Can a Resort Be Both Sustainable and Luxurious? The Soneva Fushi Is
The Maldives is one of the most remote nations in the world, comprised of 26 atolls and situated in the middle of the Indian Ocean. Before the ‘70s, tourism barely even existed in the region but in the last 30 years, over 100 resorts have cropped up, playing a significant role in the country’s GDP.
Now, the world’s most prolific hotel brands have leased their own atolls from the Maldivian government and built luxury resorts. With brands like the Taj, Shangri-La, and Four Seasons, it’s tempting to choose a property that is “safe,” where you know you’ll get luxury and service. However, if you know anything about the current environmental state of the Maldives, you may opt for a resort that prides itself on sustainability. Climate change is real and imminent, with rising water levels threatening to engulf atolls and increasing water temperatures killing off fragile coral.
With plans to head to the Maldives, I searched for a resort with a strong emphasis on sustainability and I am incredibly fortunate to have stumbled upon Soneva Fushi. The 65-villa resort sits on a 1,400 meter long island in the Baa Atoll. I booked a “Soneva Fushi Villa with pool,” which will set you back about $1,243/night. This rate does not include the seaplane transfer from Malé to the resort, which will cost you $550 per person (roundtrip).

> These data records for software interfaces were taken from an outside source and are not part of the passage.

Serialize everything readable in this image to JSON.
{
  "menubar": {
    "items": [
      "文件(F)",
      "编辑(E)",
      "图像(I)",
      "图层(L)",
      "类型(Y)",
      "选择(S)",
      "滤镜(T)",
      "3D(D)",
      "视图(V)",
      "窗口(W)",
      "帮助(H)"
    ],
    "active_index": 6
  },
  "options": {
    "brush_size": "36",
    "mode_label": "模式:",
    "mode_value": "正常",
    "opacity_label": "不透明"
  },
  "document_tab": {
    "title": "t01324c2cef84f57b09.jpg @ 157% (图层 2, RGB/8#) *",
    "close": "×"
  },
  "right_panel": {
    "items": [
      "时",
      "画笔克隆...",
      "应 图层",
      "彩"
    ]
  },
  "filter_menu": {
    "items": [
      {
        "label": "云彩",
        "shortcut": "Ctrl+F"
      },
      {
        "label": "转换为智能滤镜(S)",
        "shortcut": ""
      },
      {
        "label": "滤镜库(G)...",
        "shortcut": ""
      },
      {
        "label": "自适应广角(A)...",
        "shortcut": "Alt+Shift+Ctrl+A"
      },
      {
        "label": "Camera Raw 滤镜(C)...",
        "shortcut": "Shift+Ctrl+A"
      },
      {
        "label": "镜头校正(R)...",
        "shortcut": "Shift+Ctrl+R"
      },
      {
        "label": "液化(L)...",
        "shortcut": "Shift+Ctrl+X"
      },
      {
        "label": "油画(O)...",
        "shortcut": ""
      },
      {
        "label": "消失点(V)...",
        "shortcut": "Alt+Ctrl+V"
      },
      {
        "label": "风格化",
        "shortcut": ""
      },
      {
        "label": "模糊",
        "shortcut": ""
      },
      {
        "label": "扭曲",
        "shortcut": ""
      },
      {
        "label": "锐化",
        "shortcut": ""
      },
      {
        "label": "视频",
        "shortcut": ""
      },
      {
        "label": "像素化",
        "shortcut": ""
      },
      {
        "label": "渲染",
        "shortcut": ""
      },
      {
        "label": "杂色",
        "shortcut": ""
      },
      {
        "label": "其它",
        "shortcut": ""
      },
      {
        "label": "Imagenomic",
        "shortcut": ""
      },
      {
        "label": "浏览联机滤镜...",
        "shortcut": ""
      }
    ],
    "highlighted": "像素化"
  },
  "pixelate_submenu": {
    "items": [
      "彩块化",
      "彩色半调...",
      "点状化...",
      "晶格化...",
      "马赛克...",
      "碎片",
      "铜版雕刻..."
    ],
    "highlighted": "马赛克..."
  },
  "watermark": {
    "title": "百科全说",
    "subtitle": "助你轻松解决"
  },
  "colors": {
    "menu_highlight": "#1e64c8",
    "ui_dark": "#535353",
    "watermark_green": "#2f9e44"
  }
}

The 30-minute flight from Malé, the main island, gave us a stunning aerial view of the countless tiny islands, and was certainly worth the additional cost (not that we had a choice). We landed next to a tiny dock in the middle of the water, dubbed the Soneva Fushi International Airport. Our butler Mohamed greeted us on a boat and took us to the island. Upon arrival, we had a brief tour and went straight to our villa. No checking in, no crazy forms. There was only one rule for the week: no news, no shoes.